As commenter Reykur recently pointed out – citing the work of the blogger denalt, there is a rather curious phenomenon occurring in a few ethnic Russian regions, where rural fertility has exploded in the past decade.
There are precisely four of these regions – Arkhangelsk, Komi, Kirov, and Karelia – and they are all located in the Russian North. (These patterns do NOT apply to neighboring & culturally close Murmansk and Vologda).
As you can see from the above graph, there has been a rather strange divergence between rural fertility rates in those four Russian regions and Russia as a whole. Moreover, they even overtook rural fertility in DICh (Dagestan, Ingushetia, Chechnya) around 5 years ago.
Even for a rural locale, a fertility rate of 4-4.5 children per woman is probably almost unmatched in any other predominantly white society in the world today. And yes, just to confirm, those regions are predominantly ethnic Russian: Arkhangelsk – 94%; Komi – 62%; Kirov – 89%; Karelia – 79%.

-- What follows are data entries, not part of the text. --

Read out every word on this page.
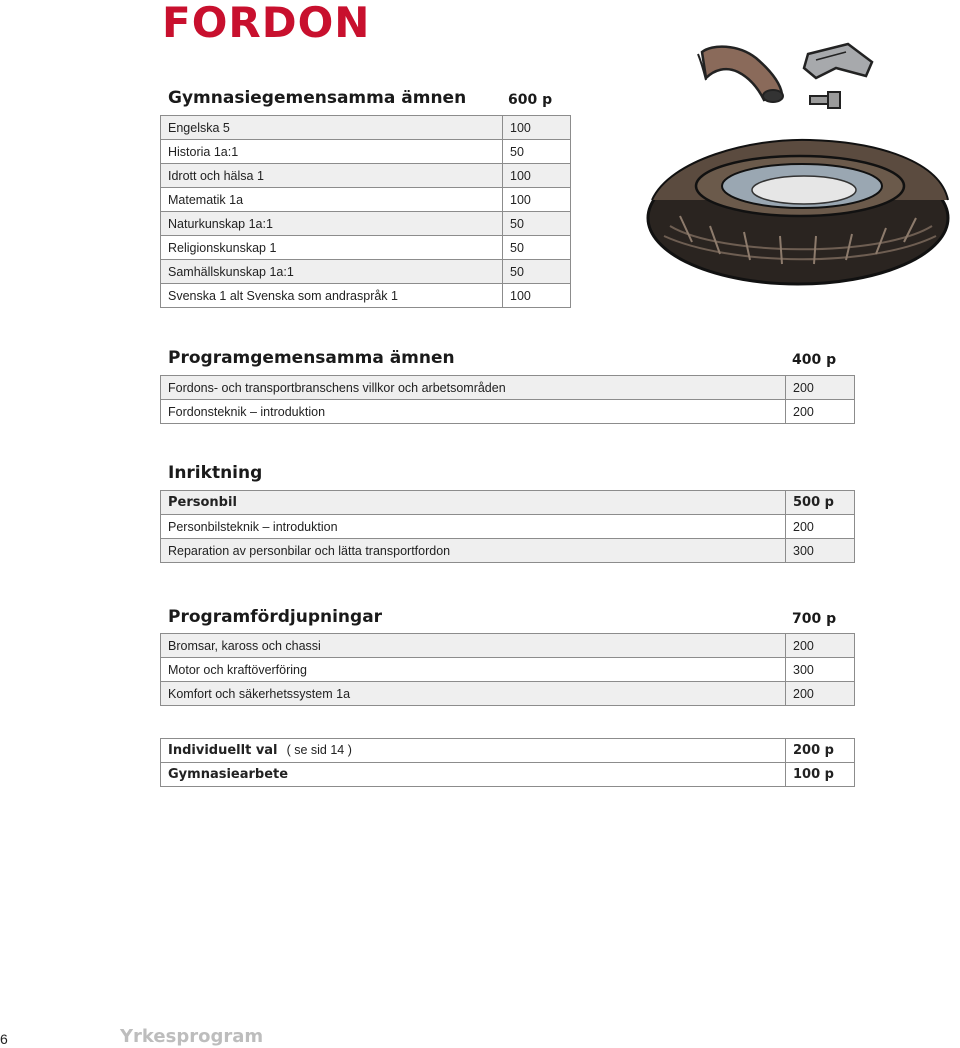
FORDON
Gymnasiegemensamma ämnen	600 p
Engelska 5	100
Historia 1a:1	50
Idrott och hälsa 1	100
Matematik 1a	100
Naturkunskap 1a:1	50
Religionskunskap 1	50
Samhällskunskap 1a:1	50
Svenska 1 alt Svenska som andraspråk 1	100
Programgemensamma ämnen	400 p
Fordons- och transportbranschens villkor och arbetsområden	200
Fordonsteknik – introduktion	200
Inriktning
Personbil	500 p
Personbilsteknik – introduktion	200
Reparation av personbilar och lätta transportfordon	300
Programfördjupningar	700 p
Bromsar, kaross och chassi	200
Motor och kraftöverföring	300
Komfort och säkerhetssystem 1a	200
Individuellt val ( se sid 14 )	200 p
Gymnasiearbete	100 p
6	Yrkesprogram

denalt has termed this phenomenon the “Northern Renaissance”, and suggests that they are the long-sought Russian “breeders”:
In the search for the Russian Haredim we looked into the houses of priests, the villages of the Old Believers, and even the Kazakh steppes, we missed their actual emergence on the historical scene.
I wouldn’t make too much of these figures.
In particular, the urban fertility rates of these regions are actually even lower than for their region as a whole, so as a result Arkhangelsk current TFR (1.58) is barely different from Novgorod’s (1.56). Nonetheless, it is certainly something worth bearing in mind.
In another post, denalt looks at demographic trends in some specific villages of Arkhangelsk oblast. Quite a few of them are undergoing population increase, which is rather remarkable considering (1) the massive amount of Soviet boomers dying off in these areas and (2) massive emigration from these villages. One interesting pattern he notices is that the the growing villages tend to have a church (often either newly built, or restored from disuse since the early 1930s deChristianization campaign). While I don’t know if the Church or the population growth came first, there is clearly a correlation and this suggests that Russia’s church-building spree under Putin is a very good thing.